Currently, most developers tackle this by manually tweaking individual prompts. This is like trying to fix a broken assembly line by only adjusting worker instructions. You might ignore the fact that the conveyor belt moves too slowly. If the bottleneck is structural (relating to the arrangement of steps), no amount of clever prompting will solve it.
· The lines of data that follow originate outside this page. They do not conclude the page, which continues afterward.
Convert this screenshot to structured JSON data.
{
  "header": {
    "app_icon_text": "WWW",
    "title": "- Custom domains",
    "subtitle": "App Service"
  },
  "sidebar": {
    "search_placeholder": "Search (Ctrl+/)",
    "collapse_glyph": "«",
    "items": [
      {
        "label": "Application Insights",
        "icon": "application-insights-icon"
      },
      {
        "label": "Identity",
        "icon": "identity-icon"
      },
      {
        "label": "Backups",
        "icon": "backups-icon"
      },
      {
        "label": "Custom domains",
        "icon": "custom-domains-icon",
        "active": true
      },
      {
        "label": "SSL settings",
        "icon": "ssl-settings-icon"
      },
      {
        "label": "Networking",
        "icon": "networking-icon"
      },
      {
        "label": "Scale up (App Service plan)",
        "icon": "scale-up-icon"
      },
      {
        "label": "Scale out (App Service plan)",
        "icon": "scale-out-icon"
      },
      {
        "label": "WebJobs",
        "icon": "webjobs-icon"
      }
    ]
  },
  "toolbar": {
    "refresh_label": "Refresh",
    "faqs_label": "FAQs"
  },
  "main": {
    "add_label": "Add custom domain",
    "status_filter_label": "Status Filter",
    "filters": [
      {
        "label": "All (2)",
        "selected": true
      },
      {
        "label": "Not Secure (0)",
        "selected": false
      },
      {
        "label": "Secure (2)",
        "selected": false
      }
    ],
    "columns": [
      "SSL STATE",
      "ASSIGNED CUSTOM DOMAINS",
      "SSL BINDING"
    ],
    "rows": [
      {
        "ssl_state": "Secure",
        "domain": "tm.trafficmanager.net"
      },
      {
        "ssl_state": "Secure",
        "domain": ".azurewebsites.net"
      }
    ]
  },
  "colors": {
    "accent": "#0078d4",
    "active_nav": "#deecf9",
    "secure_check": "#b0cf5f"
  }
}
A new study introduces FAPO (Fully Autonomous Prompt Optimization). This framework moves beyond mere prompt tuning. Instead of just fixing one prompt at a time, FAPO uses an AI agent to look at an entire multi-step workflow. It identifies exactly where a process is failing. It distinguishes between a bad search step or a formatting error. It then automatically fixes the prompts or the structure of the workflow to improve performance.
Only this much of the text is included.